Jo Gardner

Personal information
- Full name: Joanne Lynda Gardner
- Born: 25 March 1997 (age 29) Newport, Isle of Wight, England
- Batting: Right-handed
- Bowling: Right-arm off break
- Role: All-rounder

Domestic team information
- 2010–2016: Northamptonshire
- 2017–2022: Warwickshire
- 2021: → Essex (on loan)
- 2018–2019: Loughborough Lightning
- 2020–2024: Sunrisers
- 2021: Oval Invincibles
- 2022: Southern Brave
- 2023–present: Northamptonshire
- 2023: Trent Rockets
- 2024–present: Oval Invincibles

Career statistics
| Competition | WLA | WT20 |
| Matches | 97 | 116 |
| Runs scored | 1,332 | 1,145 |
| Batting average | 19.58 | 18.17 |
| 100s/50s | 0/6 | 0/3 |
| Top score | 86 | 79* |
| Balls bowled | 2,223 | 1,076 |
| Wickets | 70 | 36 |
| Bowling average | 21.87 | 28.58 |
| 5 wickets in innings | 3 | 0 |
| 10 wickets in match | 0 | 0 |
| Best bowling | 6/21 | 3/25 |
| Catches/stumpings | 29/– | 36/– |
- Source: CricketArchive, 19 October 2024

= Jo Gardner =

English cricketer

Joanne Lynda Gardner (born 25 March 1997) is an English cricketer who currently plays for Northamptonshire and Oval Invincibles. She plays as an all-rounder, bowling right-arm off break and batting right-handed. She has previously played for Warwickshire, Essex, Loughborough Lightning, Sunrisers, Southern Brave and Trent Rockets.

==Early life==
Gardner was born on 25 March 1997 in Newport, Isle of Wight. She attended Loughborough University.

==Domestic career==
Gardner made her county debut in 2011, for Northamptonshire against Derbyshire. She scored 2 runs and bowled 7 overs without taking a wicket. 2013 was a breakthrough year for Gardner, as she took 15 Championship wickets at an average of 14.26, as well as taking her maiden five-for, with 6/21 against Oxfordshire. In 2014, she was the leading wicket-taker across the whole Championship, taking 19 wickets at an average of 9.47. She took 5/23 against both Scotland and Hampshire. She hit her maiden county half-century in 2015, against Leicestershire, and went on to hit three more in 2016, and was the leading run-scorer for her side in both competitions.

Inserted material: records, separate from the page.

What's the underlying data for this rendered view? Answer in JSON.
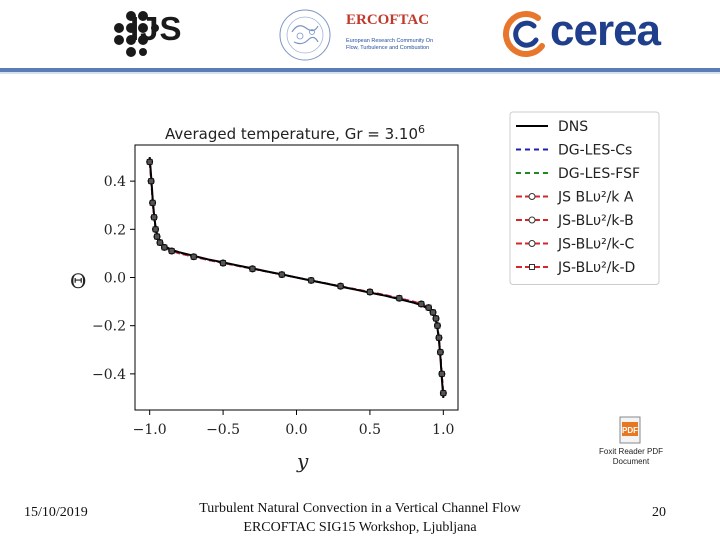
{
  "header": {
    "ijs_logo": "IJS",
    "ercoftac_title": "ERCOFTAC",
    "ercoftac_subtitle_1": "European Research Community On",
    "ercoftac_subtitle_2": "Flow, Turbulence and Combustion",
    "cerea_logo": "cerea",
    "accent_color": "#5b7db5",
    "cerea_color": "#1f3e8c",
    "cerea_swirl_color": "#e8762c",
    "ercoftac_color": "#c0392b"
  },
  "foxit": {
    "icon": "foxit-pdf-icon",
    "label_1": "Foxit Reader PDF",
    "label_2": "Document"
  },
  "footer": {
    "date": "15/10/2019",
    "title_line1": "Turbulent Natural Convection in a Vertical Channel Flow",
    "title_line2": "ERCOFTAC SIG15 Workshop, Ljubljana",
    "page": "20"
  },
  "chart_data": {
    "type": "line",
    "title": "Averaged temperature, Gr = 3.10^6",
    "xlabel": "y",
    "ylabel": "Θ",
    "xlim": [
      -1.1,
      1.1
    ],
    "ylim": [
      -0.55,
      0.55
    ],
    "xticks": [
      -1.0,
      -0.5,
      0.0,
      0.5,
      1.0
    ],
    "xtick_labels": [
      "−1.0",
      "−0.5",
      "0.0",
      "0.5",
      "1.0"
    ],
    "yticks": [
      0.4,
      0.2,
      0.0,
      -0.2,
      -0.4
    ],
    "ytick_labels": [
      "0.4",
      "0.2",
      "0.0",
      "−0.2",
      "−0.4"
    ],
    "grid": false,
    "legend_position": "outside-right",
    "x": [
      -1.0,
      -0.99,
      -0.98,
      -0.97,
      -0.96,
      -0.95,
      -0.93,
      -0.9,
      -0.85,
      -0.8,
      -0.7,
      -0.6,
      -0.5,
      -0.4,
      -0.3,
      -0.2,
      -0.1,
      0.0,
      0.1,
      0.2,
      0.3,
      0.4,
      0.5,
      0.6,
      0.7,
      0.8,
      0.85,
      0.9,
      0.93,
      0.95,
      0.96,
      0.97,
      0.98,
      0.99,
      1.0
    ],
    "series": [
      {
        "name": "DNS",
        "color": "#000000",
        "dash": "",
        "marker": "",
        "values": [
          0.5,
          0.42,
          0.33,
          0.26,
          0.21,
          0.18,
          0.15,
          0.13,
          0.115,
          0.105,
          0.09,
          0.075,
          0.063,
          0.05,
          0.038,
          0.025,
          0.013,
          0.0,
          -0.013,
          -0.025,
          -0.038,
          -0.05,
          -0.063,
          -0.075,
          -0.09,
          -0.105,
          -0.115,
          -0.13,
          -0.15,
          -0.18,
          -0.21,
          -0.26,
          -0.33,
          -0.42,
          -0.5
        ]
      },
      {
        "name": "DG-LES-Cs",
        "color": "#1f1fb4",
        "dash": "5,4",
        "marker": "",
        "values": [
          0.49,
          0.41,
          0.32,
          0.255,
          0.205,
          0.175,
          0.148,
          0.128,
          0.113,
          0.103,
          0.088,
          0.074,
          0.062,
          0.049,
          0.037,
          0.024,
          0.012,
          0.0,
          -0.012,
          -0.024,
          -0.037,
          -0.049,
          -0.062,
          -0.074,
          -0.088,
          -0.103,
          -0.113,
          -0.128,
          -0.148,
          -0.175,
          -0.205,
          -0.255,
          -0.32,
          -0.41,
          -0.49
        ]
      },
      {
        "name": "DG-LES-FSF",
        "color": "#1f8a1f",
        "dash": "5,4",
        "marker": "",
        "values": [
          0.49,
          0.41,
          0.325,
          0.258,
          0.208,
          0.178,
          0.15,
          0.13,
          0.114,
          0.104,
          0.089,
          0.074,
          0.062,
          0.049,
          0.037,
          0.025,
          0.012,
          0.0,
          -0.012,
          -0.025,
          -0.037,
          -0.049,
          -0.062,
          -0.074,
          -0.089,
          -0.104,
          -0.114,
          -0.13,
          -0.15,
          -0.178,
          -0.208,
          -0.258,
          -0.325,
          -0.41,
          -0.49
        ]
      },
      {
        "name": "JS BLυ²/k A",
        "color": "#d62728",
        "dash": "6,3",
        "marker": "circle",
        "values": [
          0.48,
          0.4,
          0.31,
          0.25,
          0.2,
          0.17,
          0.145,
          0.125,
          0.11,
          0.1,
          0.086,
          0.072,
          0.06,
          0.048,
          0.036,
          0.024,
          0.012,
          0.0,
          -0.012,
          -0.024,
          -0.036,
          -0.048,
          -0.06,
          -0.072,
          -0.086,
          -0.1,
          -0.11,
          -0.125,
          -0.145,
          -0.17,
          -0.2,
          -0.25,
          -0.31,
          -0.4,
          -0.48
        ]
      },
      {
        "name": "JS-BLυ²/k-B",
        "color": "#d62728",
        "dash": "6,3",
        "marker": "circle",
        "values": [
          0.48,
          0.4,
          0.31,
          0.25,
          0.2,
          0.17,
          0.145,
          0.125,
          0.11,
          0.1,
          0.086,
          0.072,
          0.06,
          0.048,
          0.036,
          0.024,
          0.012,
          0.0,
          -0.012,
          -0.024,
          -0.036,
          -0.048,
          -0.06,
          -0.072,
          -0.086,
          -0.1,
          -0.11,
          -0.125,
          -0.145,
          -0.17,
          -0.2,
          -0.25,
          -0.31,
          -0.4,
          -0.48
        ]
      },
      {
        "name": "JS-BLυ²/k-C",
        "color": "#d62728",
        "dash": "6,3",
        "marker": "circle",
        "values": [
          0.48,
          0.4,
          0.31,
          0.25,
          0.2,
          0.17,
          0.145,
          0.125,
          0.11,
          0.1,
          0.086,
          0.072,
          0.06,
          0.048,
          0.036,
          0.024,
          0.012,
          0.0,
          -0.012,
          -0.024,
          -0.036,
          -0.048,
          -0.06,
          -0.072,
          -0.086,
          -0.1,
          -0.11,
          -0.125,
          -0.145,
          -0.17,
          -0.2,
          -0.25,
          -0.31,
          -0.4,
          -0.48
        ]
      },
      {
        "name": "JS-BLυ²/k-D",
        "color": "#d62728",
        "dash": "6,3",
        "marker": "square",
        "values": [
          0.48,
          0.4,
          0.31,
          0.25,
          0.2,
          0.17,
          0.145,
          0.125,
          0.11,
          0.1,
          0.086,
          0.072,
          0.06,
          0.048,
          0.036,
          0.024,
          0.012,
          0.0,
          -0.012,
          -0.024,
          -0.036,
          -0.048,
          -0.06,
          -0.072,
          -0.086,
          -0.1,
          -0.11,
          -0.125,
          -0.145,
          -0.17,
          -0.2,
          -0.25,
          -0.31,
          -0.4,
          -0.48
        ]
      }
    ]
  }
}
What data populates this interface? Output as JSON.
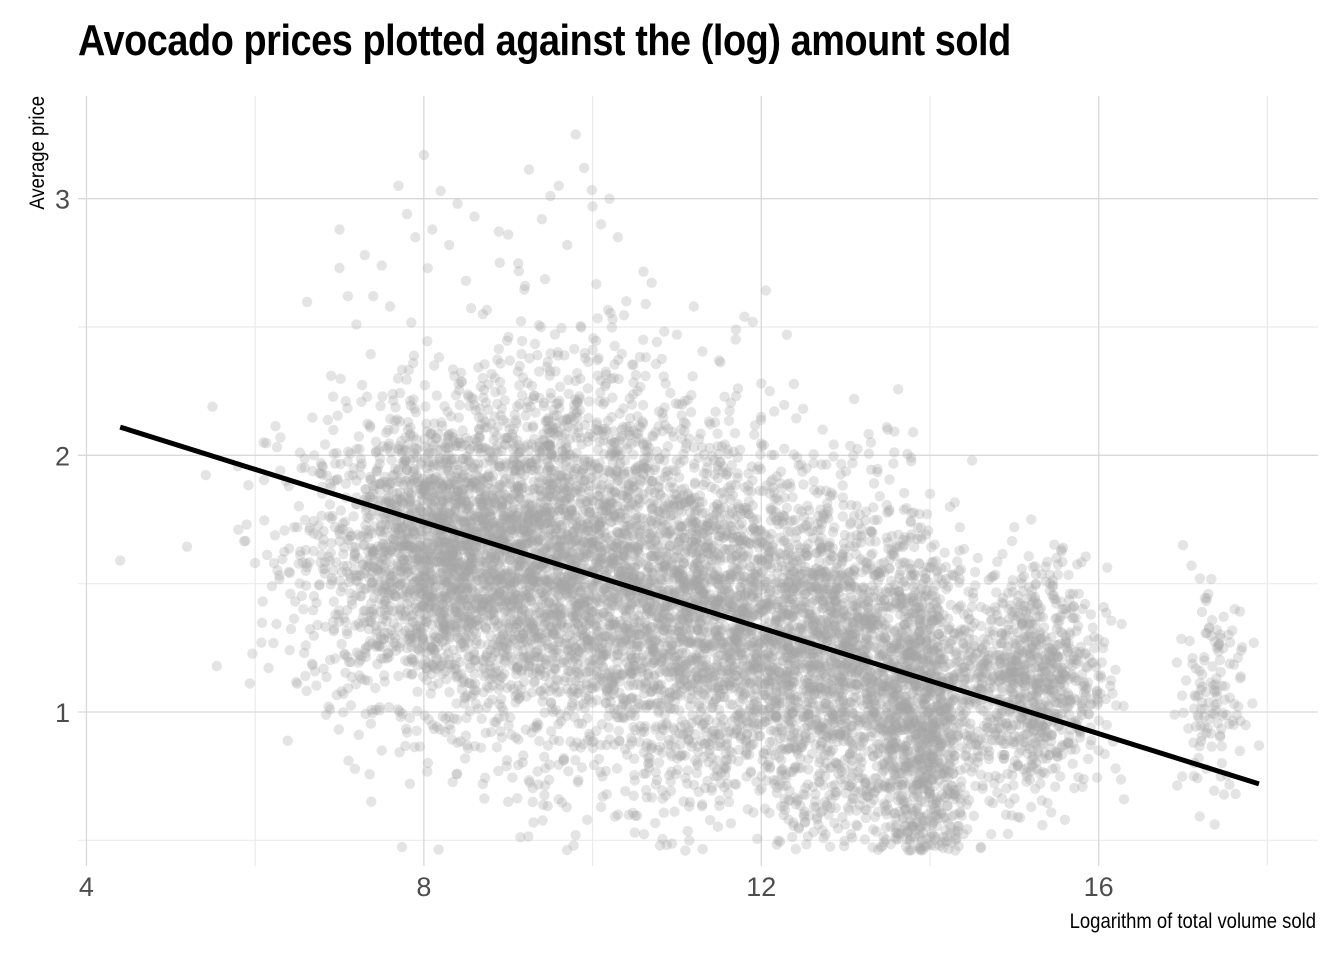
{
  "chart_data": {
    "type": "scatter",
    "title": "Avocado prices plotted against the (log) amount sold",
    "xlabel": "Logarithm of total volume sold",
    "ylabel": "Average price",
    "xlim": [
      3.9,
      18.6
    ],
    "ylim": [
      0.4,
      3.4
    ],
    "x_ticks": [
      4,
      8,
      12,
      16
    ],
    "y_ticks": [
      1,
      2,
      3
    ],
    "x_minor_grid": [
      6,
      10,
      14,
      18
    ],
    "y_minor_grid": [
      0.5,
      1.5,
      2.5
    ],
    "grid": true,
    "legend": "none",
    "point_color": "#a6a6a6",
    "point_alpha": 0.3,
    "line_color": "#000000",
    "points": [
      [
        4.4,
        1.59
      ],
      [
        5.9,
        1.73
      ],
      [
        6.0,
        1.58
      ],
      [
        6.1,
        2.05
      ],
      [
        6.3,
        2.07
      ],
      [
        6.2,
        1.49
      ],
      [
        6.3,
        1.94
      ],
      [
        6.4,
        1.88
      ],
      [
        6.5,
        1.72
      ],
      [
        6.6,
        1.55
      ],
      [
        6.5,
        1.11
      ],
      [
        6.7,
        2.0
      ],
      [
        6.8,
        1.65
      ],
      [
        6.9,
        2.31
      ],
      [
        7.0,
        2.88
      ],
      [
        7.0,
        2.73
      ],
      [
        7.1,
        2.62
      ],
      [
        7.2,
        2.51
      ],
      [
        7.3,
        2.78
      ],
      [
        7.4,
        2.62
      ],
      [
        7.5,
        2.74
      ],
      [
        7.6,
        2.58
      ],
      [
        7.7,
        3.05
      ],
      [
        7.8,
        2.94
      ],
      [
        7.9,
        2.85
      ],
      [
        8.0,
        3.17
      ],
      [
        8.1,
        2.88
      ],
      [
        8.2,
        3.03
      ],
      [
        8.3,
        2.82
      ],
      [
        8.4,
        2.98
      ],
      [
        8.5,
        2.68
      ],
      [
        8.6,
        2.93
      ],
      [
        8.7,
        2.55
      ],
      [
        8.9,
        2.75
      ],
      [
        9.0,
        2.86
      ],
      [
        9.2,
        2.66
      ],
      [
        9.4,
        2.92
      ],
      [
        9.5,
        3.01
      ],
      [
        9.6,
        3.05
      ],
      [
        9.7,
        2.82
      ],
      [
        9.8,
        3.25
      ],
      [
        9.9,
        3.12
      ],
      [
        10.0,
        2.97
      ],
      [
        10.1,
        2.9
      ],
      [
        10.2,
        3.0
      ],
      [
        10.3,
        2.85
      ],
      [
        10.4,
        2.6
      ],
      [
        10.6,
        2.45
      ],
      [
        11.0,
        2.47
      ],
      [
        11.2,
        2.58
      ],
      [
        11.5,
        2.37
      ],
      [
        11.7,
        2.49
      ],
      [
        11.8,
        2.54
      ],
      [
        11.9,
        2.52
      ],
      [
        12.0,
        2.28
      ],
      [
        12.1,
        2.25
      ],
      [
        13.1,
        2.22
      ],
      [
        13.3,
        2.05
      ],
      [
        13.5,
        2.1
      ],
      [
        13.8,
        2.09
      ],
      [
        14.0,
        1.85
      ],
      [
        14.5,
        1.98
      ],
      [
        15.0,
        1.72
      ],
      [
        15.2,
        1.75
      ],
      [
        15.5,
        1.6
      ],
      [
        16.0,
        0.85
      ],
      [
        16.2,
        0.78
      ],
      [
        16.3,
        0.66
      ],
      [
        17.0,
        1.65
      ],
      [
        17.1,
        1.57
      ],
      [
        17.3,
        1.46
      ],
      [
        17.4,
        1.25
      ],
      [
        17.5,
        1.1
      ],
      [
        17.6,
        0.95
      ],
      [
        17.9,
        0.87
      ],
      [
        7.5,
        0.85
      ],
      [
        7.8,
        0.92
      ],
      [
        8.1,
        0.95
      ],
      [
        8.4,
        0.88
      ],
      [
        8.7,
        0.72
      ],
      [
        9.0,
        0.65
      ],
      [
        9.3,
        0.57
      ],
      [
        9.6,
        0.66
      ],
      [
        9.8,
        0.52
      ],
      [
        10.1,
        0.63
      ],
      [
        10.3,
        0.6
      ],
      [
        10.5,
        0.53
      ],
      [
        10.8,
        0.48
      ],
      [
        11.1,
        0.46
      ],
      [
        11.3,
        0.64
      ],
      [
        11.6,
        0.72
      ],
      [
        12.0,
        0.75
      ],
      [
        12.5,
        0.68
      ],
      [
        12.8,
        0.6
      ],
      [
        13.2,
        0.66
      ],
      [
        13.6,
        0.56
      ],
      [
        13.9,
        0.5
      ],
      [
        14.3,
        0.52
      ],
      [
        14.6,
        0.47
      ],
      [
        14.9,
        0.6
      ],
      [
        15.2,
        0.63
      ],
      [
        15.6,
        0.58
      ]
    ],
    "clusters": [
      {
        "x_mean": 8.2,
        "x_sd": 0.8,
        "y_mean": 1.6,
        "y_sd": 0.28,
        "n": 2200
      },
      {
        "x_mean": 9.7,
        "x_sd": 0.8,
        "y_mean": 1.6,
        "y_sd": 0.4,
        "n": 2200
      },
      {
        "x_mean": 11.4,
        "x_sd": 0.75,
        "y_mean": 1.38,
        "y_sd": 0.33,
        "n": 2000
      },
      {
        "x_mean": 12.9,
        "x_sd": 0.6,
        "y_mean": 1.2,
        "y_sd": 0.32,
        "n": 1600
      },
      {
        "x_mean": 13.9,
        "x_sd": 0.3,
        "y_mean": 1.0,
        "y_sd": 0.3,
        "n": 1000
      },
      {
        "x_mean": 15.2,
        "x_sd": 0.45,
        "y_mean": 1.12,
        "y_sd": 0.22,
        "n": 900
      },
      {
        "x_mean": 17.35,
        "x_sd": 0.2,
        "y_mean": 1.07,
        "y_sd": 0.18,
        "n": 130
      }
    ],
    "fit_line": {
      "x": [
        4.4,
        17.9
      ],
      "y": [
        2.11,
        0.72
      ]
    }
  }
}
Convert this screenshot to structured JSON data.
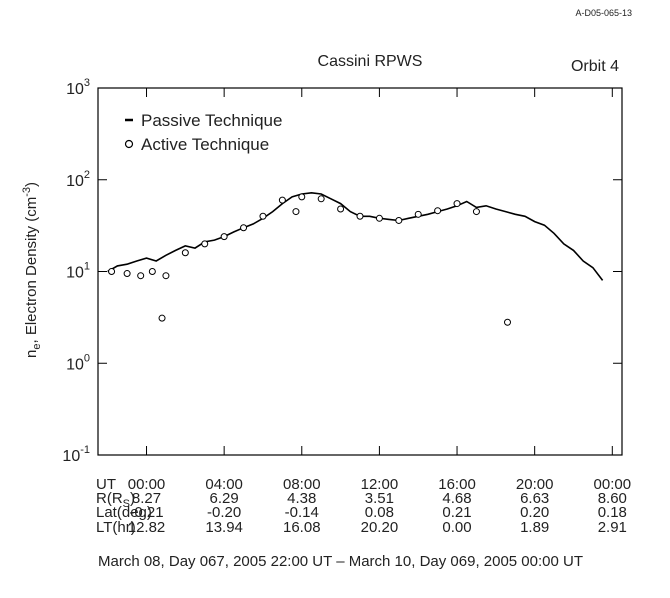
{
  "figure_id": "A-D05-065-13",
  "chart_data": {
    "type": "line",
    "title": "Cassini  RPWS",
    "subtitle": "Orbit 4",
    "y_label": [
      "n",
      "e",
      ", Electron Density (cm",
      "-3",
      ")"
    ],
    "log_y": true,
    "ylim": [
      0.1,
      1000
    ],
    "yticks": [
      {
        "value": 0.1,
        "label": "10",
        "exponent": "-1"
      },
      {
        "value": 1,
        "label": "10",
        "exponent": "0"
      },
      {
        "value": 10,
        "label": "10",
        "exponent": "1"
      },
      {
        "value": 100,
        "label": "10",
        "exponent": "2"
      },
      {
        "value": 1000,
        "label": "10",
        "exponent": "3"
      }
    ],
    "xlim": [
      -2.5,
      24.5
    ],
    "x_row_label": "UT",
    "xticks": [
      {
        "value": 0,
        "label": "00:00"
      },
      {
        "value": 4,
        "label": "04:00"
      },
      {
        "value": 8,
        "label": "08:00"
      },
      {
        "value": 12,
        "label": "12:00"
      },
      {
        "value": 16,
        "label": "16:00"
      },
      {
        "value": 20,
        "label": "20:00"
      },
      {
        "value": 24,
        "label": "00:00"
      }
    ],
    "ephemeris": [
      {
        "label": [
          "R(R",
          "S",
          ")"
        ],
        "values": [
          "8.27",
          "6.29",
          "4.38",
          "3.51",
          "4.68",
          "6.63",
          "8.60"
        ]
      },
      {
        "label": [
          "Lat(deg)"
        ],
        "values": [
          "-0.21",
          "-0.20",
          "-0.14",
          "0.08",
          "0.21",
          "0.20",
          "0.18"
        ]
      },
      {
        "label": [
          "LT(hr)"
        ],
        "values": [
          "12.82",
          "13.94",
          "16.08",
          "20.20",
          "0.00",
          "1.89",
          "2.91"
        ]
      }
    ],
    "caption": "March 08, Day 067, 2005  22:00 UT –  March 10, Day 069, 2005  00:00 UT",
    "series": [
      {
        "name": "Passive Technique",
        "color": "#000000",
        "marker": "line",
        "x": [
          -2,
          -1.5,
          -1,
          -0.5,
          0,
          0.5,
          1,
          1.5,
          2,
          2.5,
          3,
          3.5,
          4,
          4.5,
          5,
          5.5,
          6,
          6.5,
          7,
          7.5,
          8,
          8.5,
          9,
          9.5,
          10,
          10.5,
          11,
          11.5,
          12,
          12.5,
          13,
          13.5,
          14,
          14.5,
          15,
          15.5,
          16,
          16.5,
          17,
          17.5,
          18,
          18.5,
          19,
          19.5,
          20,
          20.5,
          21,
          21.5,
          22,
          22.5,
          23,
          23.5
        ],
        "values": [
          10,
          11.5,
          12,
          13,
          14,
          13,
          15,
          17,
          19,
          18,
          21,
          22,
          24,
          27,
          30,
          33,
          38,
          45,
          55,
          65,
          70,
          72,
          70,
          62,
          55,
          45,
          40,
          40,
          38,
          37,
          36,
          38,
          40,
          42,
          45,
          48,
          52,
          58,
          50,
          52,
          48,
          45,
          42,
          40,
          35,
          32,
          26,
          20,
          17,
          13,
          11,
          8
        ]
      },
      {
        "name": "Active Technique",
        "color": "#000000",
        "marker": "circle",
        "x": [
          -1.8,
          -1,
          -0.3,
          0.3,
          0.8,
          1,
          2,
          3,
          4,
          5,
          6,
          7,
          7.7,
          8,
          9,
          10,
          11,
          12,
          13,
          14,
          15,
          16,
          17,
          18.6
        ],
        "values": [
          10,
          9.5,
          9,
          10,
          3.1,
          9,
          16,
          20,
          24,
          30,
          40,
          60,
          45,
          65,
          62,
          48,
          40,
          38,
          36,
          42,
          46,
          55,
          45,
          2.8
        ]
      }
    ]
  }
}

In 2017, Gardner joined Warwickshire. She hit 54* in her first match for her new side, in a 2 wicket victory over Kent. Gardner was part of the Warwickshire team that won the 2019 Women's Twenty20 Cup.

In 2021, after playing in the Twenty20 Cup for Warwickshire, Gardner went on loan to Essex for the Women's London Championship in order to play 50-over cricket. She re-joined former side Northamptonshire ahead of the 2023 Women's Twenty20 Cup. She took six wickets in eight matches for the side that season.

Gardner was also part of Loughborough Lightning's squad in the Women's Cricket Super League in 2018 and 2019. She played one match in 2018, but did not bat or bowl. She played three matches in 2019, including the semi-final, and took two wickets.

In 2020, Gardner played for Sunrisers in the Rachael Heyhoe Flint Trophy. She appeared in all 6 matches, and was her side's leading run-scorer and joint leading wicket-taker, with 193 runs and 7 wickets. She scored one half-century, 54, in a losing cause against Western Storm. In December 2020, it was announced that Gardner was one of the 41 female cricketers that had signed a full-time domestic contract. Gardner played 11 matches for the side in 2021, across the Rachael Heyhoe Flint Trophy and the Charlotte Edwards Cup, taking two wickets and with a top score of 42, made off 30 balls against Northern Diamonds. She also played nine matches in Oval Invincibles' victorious campaign in The Hundred. Ahead of the 2022 season, Gardner remodelled her bowling action, becoming an off break bowler, having previously bowled medium pace. She played eleven matches for Sunrisers in 2022, across the Charlotte Edwards Cup and the Rachael Heyhoe Flint Trophy, scoring 193 runs and taking eleven wickets. She moved to Southern Brave in The Hundred, but did not a play a match for her new side.

In 2023, she played 15 matches for Sunrisers, across the Rachael Heyhoe Flint Trophy and the Charlotte Edwards Cup, with a top score of 37*. She also played seven matches for Trent Rockets in The Hundred, scoring 57 runs. In 2024, she played 26 matches for Sunrisers, across the Rachael Heyhoe Flint Trophy and the Charlotte Edwards Cup, scoring two half-centuries.

In October 2024, she signed for Essex Women ahead of the 2025 women's domestic cricket restructure.